This is part of the Sana AudioPulse project and may someday be officially moved over there.

The basic objective is an audio interface for an Android phone to output high-fidelity audio (two channels) to an earpiece and to record back audio from a microphone in the earpiece. As the features-of-interest in the response are below 0dB SPL, this requires very high precision.

This is an open-source project. Except where otherwise stated, this work is copyright 2014, Ben Nahill, free to be used, modified, and redistributed in accordance with terms of the GPLv3 license. Note that initially it was provided under a BSD-3 license.

Updated to refer to rev2

The main controller onboard is a Freescale Kinetis K20 ARM Cortex-M4 microcontroller. It has a 72MHz DSC core (running at 48MHz), a USB OTG interface with full-speed PHY, a full-duplex I2S interface to communicate with the CODEC, I2C to communicate with the headphone amplifier.

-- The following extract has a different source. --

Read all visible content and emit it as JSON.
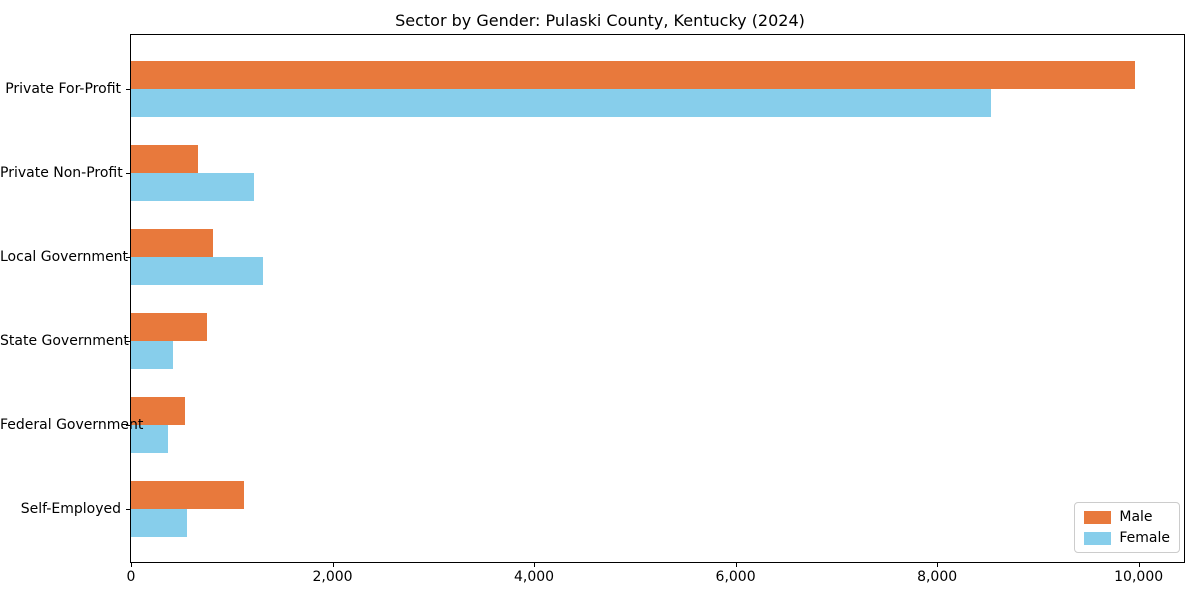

The USB interface is capable of up to 12Mb/s, which should support full-duplex 24-bit audio at 48kHz, which should require ~4.4Mb/s plus some inefficiency. That's fine but Android doesn't yet support USB audio input so processing is done onboard. An efficient mixed-precision C++ DSP library is included to perform processing similiar to that described in James Hall's Handbook of Otoacoustic Emissions.

The CODEC (ADC+DAC) must be as precise as possible on a budget. I've chosen the Asahi Kasei AK4621 which has stereo 24-bit differential input and output at 5V and up to 192kHz. Practically, the sampling rate will be 96kHz. S/(N+D) is 102dB for input and 100dB for output, which beats just about everything else I can find. The data interface is roughly I2S and is compatible with the K20 SAI.

Because of the extremely low required noise floor, the lowest self noise is desired in a microphone. As affordable microphones go, the best seems to be the Primo EM172 electret condenser microphone (ECM) with a noise floor around 14dB. Hopefully this is low enough to measure the necessary features in an averaged spectrum. Unfortunately, I haven't been able to find anything better than this.

The microphone input is scaled (roughly) to use the full-scale range of the ADC for an ~85dB SPL sine wave. The input conditioning changed substantially from rev1 to eliminate some of the discrete components and reduce power consumption and cost. It consists of a high impedance buffer followed by cascading Sallen-Key Chebyshev low-pass filters and inversion to feed the differential ADC.

A second audio input (since it's a stereo CODEC) is intended for use with the Etymotic ER-10C which does not need the gain stage. The differential input is not fully utilized in this case, as one end is tied to a virtual ground. We can also use this extra input for more advanced tests once DPOAE and some trials are in the bag.

The output from the AK4621 is passed to the TI TPA6130A2 headphone amplifier. It has differential input and 98dB S/(N+D) and I2C volume control. It's optimized for a 32R load. This is currently a Knowles SR-series driver. Because the DAC generates lots of high-frequency nonsense that seems to upsed the amplifier, 2nd-order Sallen-Key filters had to be added to the differential signals.

Power became a bigger thing after realizing USB power is worse than expected (but that we really want to use it) in rev1. This is now dealt with by using a multi-level supply, boosting the USB input to ~6.5V before using a high-PSRR LDO to get a clean 5V. Digital stuff still runs off the USB supply and we get the ability to completely shut down power-hungry amplifiers and the CODEC when not in use.

The design so far consists of a PCB for the above electronics. The design (as of rev2b) is designed around OSH Park's 6/6 2-layer process, though it is also compatible with many other cheap services.